La caccia al veicolo ha portato i carabinieri alla concessionaria dove è stata trovata la pratica dell’acquisto della macchina con i documenti consegnati dall’acquirente, tra i quali la fotocopia della carta d’identità su cui era stata incollata la foto di Messina Denaro. Il documento, che portava la firma dal padrino, conteneva alcuni dati corrispondenti a quelli di Gentile e altri falsi: come l’indirizzo di residenza indicato in “via Bono”. Per l’acquisito il capomafia ha versato mille euro in contanti e 9.000 attraverso un assegno circolare emesso dalla filiale di Palermo dell’Unicredit di corso Calatafimi.
Allo sportello, per ottenere l’assegno, ha esibito il falso documento, versato euro 9.000 cash e dichiarato che il Denaro era frutto della propria attività di commerciante di vestiti. Come recapito telefonico per le comunicazioni ancora una volta il boss ha lasciato il cellulare di Gulotta. L’auto è stata assicurata a nome di Gentile e in almeno un anno le polizze, come hanno mostrato le comparazioni grafiche, hanno portato la firma di Messina Denaro.

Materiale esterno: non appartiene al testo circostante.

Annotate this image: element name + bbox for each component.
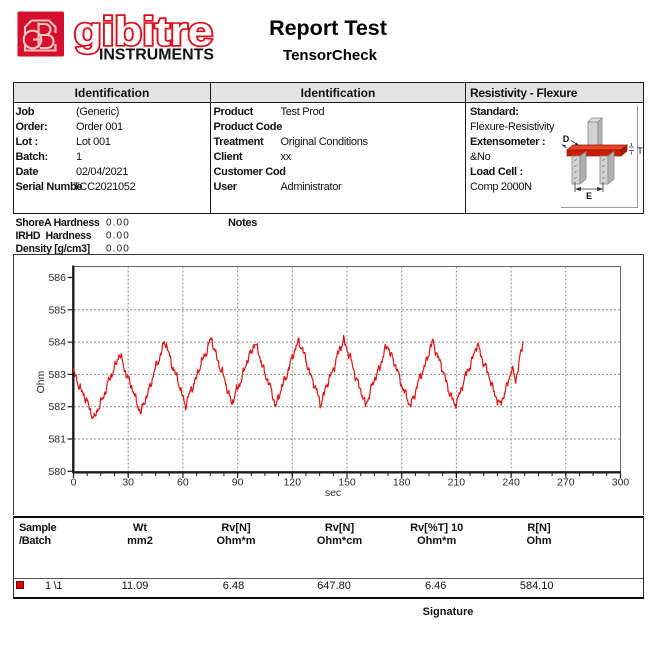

Dalle indagini è emerso anche che nel 2007 l’architetto ha acquistato per conto del mafioso una moto Bmw che sarà poi lo stesso Gentile a portare alla demolizione in una officina a cui si fa riferimento in un pizzino nascosto in una sedia, trovato a casa della sorella di Messina Denaro, Rosalia.
I bolli di moto e auto nel 2016 sono stati pagati l’uno a 40 secondi dall’altro in una tabaccheria di Campobello di Mazara dove, sette anni dopo, pochi giorni prima dell’arresto, il capomafia era andato a fare acquisti, come dimostra uno scontrino ritrovato dal Ros. Poi c’è il fronte sanitario, tutto ancora da scandagliare. Al momento è emerso che il latitante ha potuto godere di aiuti importanti come quello ricevuto da Cosimo Leone, che si sarebbe occupato di far fare una Tac urgente al capomafia (Tac, come risulta da documenti sanitari, anticipata più volte).
Secondo gli investigatori, inoltre, Leone avrebbe costantemente informato dello stato del paziente un altro fiancheggiatore, Andrea Bonafede, cugino e omonimo del geometra che ha prestato al boss l’identità per farsi curare. Sono decine i contatti telefonici tra i due nei giorni in cui il capomafia si trovava all’ospedale di Mazara scoperti dai carabinieri. E dalle analisi dei tabulati risulta evidente che Bonafede fece avere al boss un cellulare mentre questi era ricoverato.